I cannot say whether cloning is right or wrong. I can see the medical benefits to be brought by cloning research, but I remain uncertain whether these are outweighed by the protections, if any, that should be accorded to embryos. And it is difficult to say how slippery the slope is between seemingly benign therapeutic cloning and more dangerous and ethically problematic practices. But, though I don’t know what the final verdict on cloning should be, it does seem clear that allowing the Senate debate to stay on its original schedule is more likely to bring about a good decision.

The announcement by ACT has all the marks of a publicity stunt. The hype engine of popular opinion and the media did us no favors by latching onto the word "cloning," which to many minds brings scenes out of science fiction of factories mass-producing identical babies. All this charges the question with a great deal of emotion. This is apparent from statements like Representative Chris Smith, R-N.J., who declared, "Mad scientists are still mad scientists no matter how white their lab coats are and how many bioethicists they hire to justify their actions." People are reacting to a sudden change in an issue that had been on the back burner after the nation came to terms with Bush’s announcement of a ban on federal funding for new embryonic stem cell lines.

It is legitimate to ask why Congress can’t pass a temporary moratorium on cloning as a precaution until a full debate can be held. But there is little need for immediate action. The amount of damage that could be caused by cloning between now and this spring, even taking the strictest ethical stance, is very small. The clones created by ACT were so short-lived as to make the experiment only the most unsteady first step toward useful cloning techniques for humans. Professor Ian Wilmut, head of the team that cloned Dolly the sheep, called the ACT experiment "pretty irrelevant" to progress on human cloning. And despite the successes recently reported among cattle, problems of deformities in clones remain significant, and such problems become even more unacceptable -- thus requiring more certainty of success before experiments are tried -- in the case of humans. Indeed, the ACT experiment was very nearly a failure.

There are also problems to an immediate moratorium. In imposing it, Congress would send the message that it is opposed to cloning, rather than that it wanted to be safe while it considers the issue further. This would drive a wedge between lawmakers and corporations experimenting with cloning, reducing the possibilities for cooperation in implementation of the eventual solution. As it seems likely that Congress will ultimately ban cloning, any goodwill it can foster with the corporations whose research will be cut off will be important.

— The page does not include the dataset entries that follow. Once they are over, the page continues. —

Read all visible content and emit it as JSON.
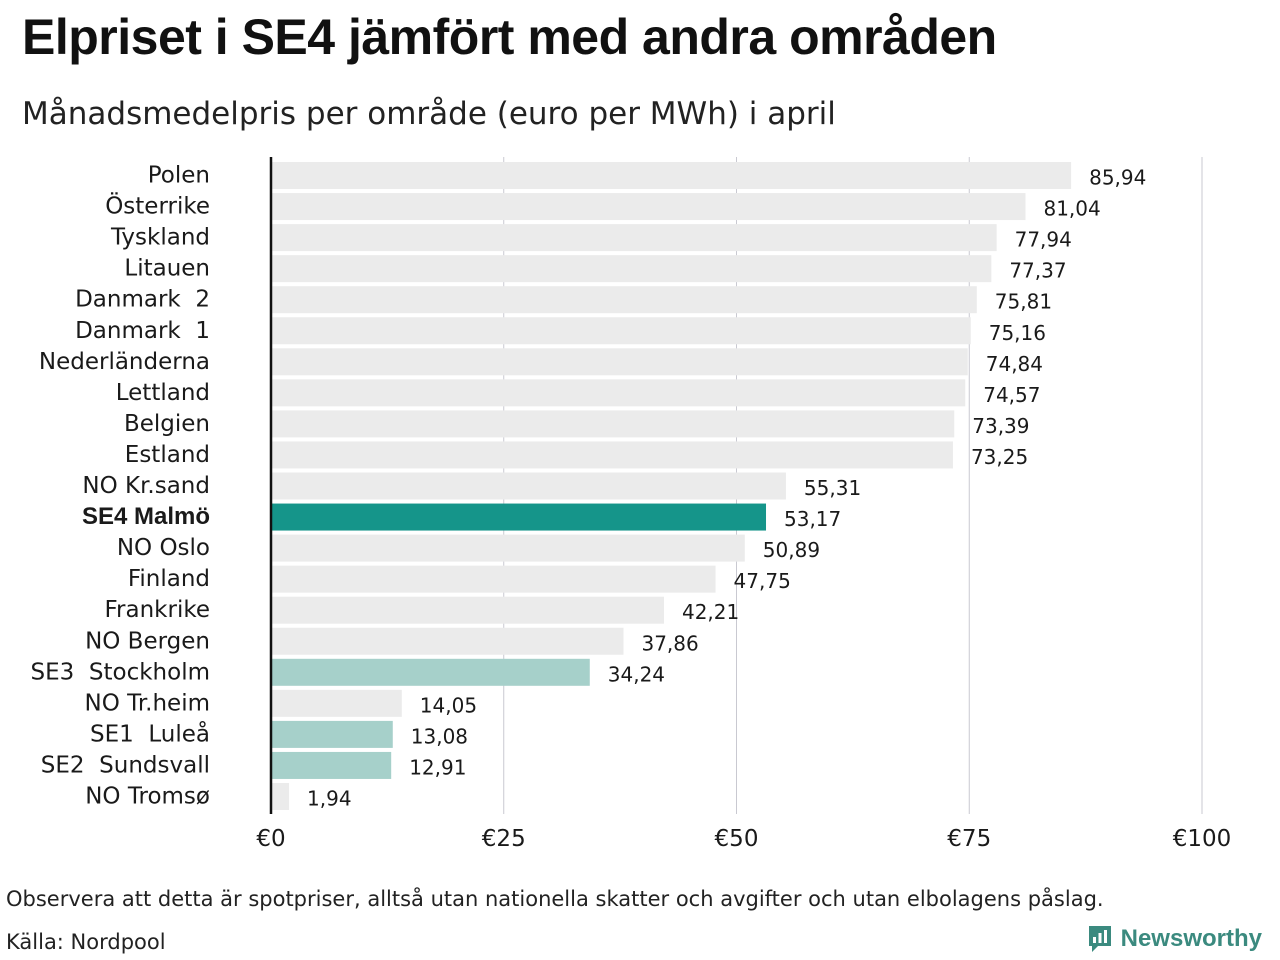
{
  "title": "Elpriset i SE4 jämfört med andra områden",
  "subtitle": "Månadsmedelpris per område (euro per MWh) i april",
  "footnote": "Observera att detta är spotpriser, alltså utan nationella skatter och avgifter och utan elbolagens påslag.",
  "source": "Källa: Nordpool",
  "brand": {
    "name": "Newsworthy",
    "icon": "newsworthy-logo-icon",
    "color": "#3b8a7f"
  },
  "colors": {
    "default_bar": "#ebebeb",
    "highlight_bar": "#15958a",
    "secondary_bar": "#a6d0ca",
    "grid": "#c9c9d1",
    "axis": "#111111"
  },
  "chart_data": {
    "type": "bar",
    "orientation": "horizontal",
    "title": "Elpriset i SE4 jämfört med andra områden",
    "subtitle": "Månadsmedelpris per område (euro per MWh) i april",
    "xlim": [
      0,
      100
    ],
    "xticks": [
      0,
      25,
      50,
      75,
      100
    ],
    "xtick_labels": [
      "€0",
      "€25",
      "€50",
      "€75",
      "€100"
    ],
    "grid": true,
    "bars": [
      {
        "label": "Polen",
        "value": 85.94,
        "value_label": "85,94",
        "highlight": "default"
      },
      {
        "label": "Österrike",
        "value": 81.04,
        "value_label": "81,04",
        "highlight": "default"
      },
      {
        "label": "Tyskland",
        "value": 77.94,
        "value_label": "77,94",
        "highlight": "default"
      },
      {
        "label": "Litauen",
        "value": 77.37,
        "value_label": "77,37",
        "highlight": "default"
      },
      {
        "label": "Danmark  2",
        "value": 75.81,
        "value_label": "75,81",
        "highlight": "default"
      },
      {
        "label": "Danmark  1",
        "value": 75.16,
        "value_label": "75,16",
        "highlight": "default"
      },
      {
        "label": "Nederländerna",
        "value": 74.84,
        "value_label": "74,84",
        "highlight": "default"
      },
      {
        "label": "Lettland",
        "value": 74.57,
        "value_label": "74,57",
        "highlight": "default"
      },
      {
        "label": "Belgien",
        "value": 73.39,
        "value_label": "73,39",
        "highlight": "default"
      },
      {
        "label": "Estland",
        "value": 73.25,
        "value_label": "73,25",
        "highlight": "default"
      },
      {
        "label": "NO Kr.sand",
        "value": 55.31,
        "value_label": "55,31",
        "highlight": "default"
      },
      {
        "label": "SE4 Malmö",
        "value": 53.17,
        "value_label": "53,17",
        "highlight": "primary"
      },
      {
        "label": "NO Oslo",
        "value": 50.89,
        "value_label": "50,89",
        "highlight": "default"
      },
      {
        "label": "Finland",
        "value": 47.75,
        "value_label": "47,75",
        "highlight": "default"
      },
      {
        "label": "Frankrike",
        "value": 42.21,
        "value_label": "42,21",
        "highlight": "default"
      },
      {
        "label": "NO Bergen",
        "value": 37.86,
        "value_label": "37,86",
        "highlight": "default"
      },
      {
        "label": "SE3  Stockholm",
        "value": 34.24,
        "value_label": "34,24",
        "highlight": "secondary"
      },
      {
        "label": "NO Tr.heim",
        "value": 14.05,
        "value_label": "14,05",
        "highlight": "default"
      },
      {
        "label": "SE1  Luleå",
        "value": 13.08,
        "value_label": "13,08",
        "highlight": "secondary"
      },
      {
        "label": "SE2  Sundsvall",
        "value": 12.91,
        "value_label": "12,91",
        "highlight": "secondary"
      },
      {
        "label": "NO Tromsø",
        "value": 1.94,
        "value_label": "1,94",
        "highlight": "default"
      }
    ]
  }
}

Congress must also resist the urge to politicize the issue when emotions are running as high as they are following the unexpected announcement. Battle lines drawn in haste can be difficult to erase, and there would be pressure on many moderate Senators to choose sides prematurely.

Cloning of humans, even if only for therapeutic purposes, is a thorny issue that deserves long and careful deliberation. Congress must resist the urge to let a small experiment by ACT get blown out of proportion and drive them to a hasty decision.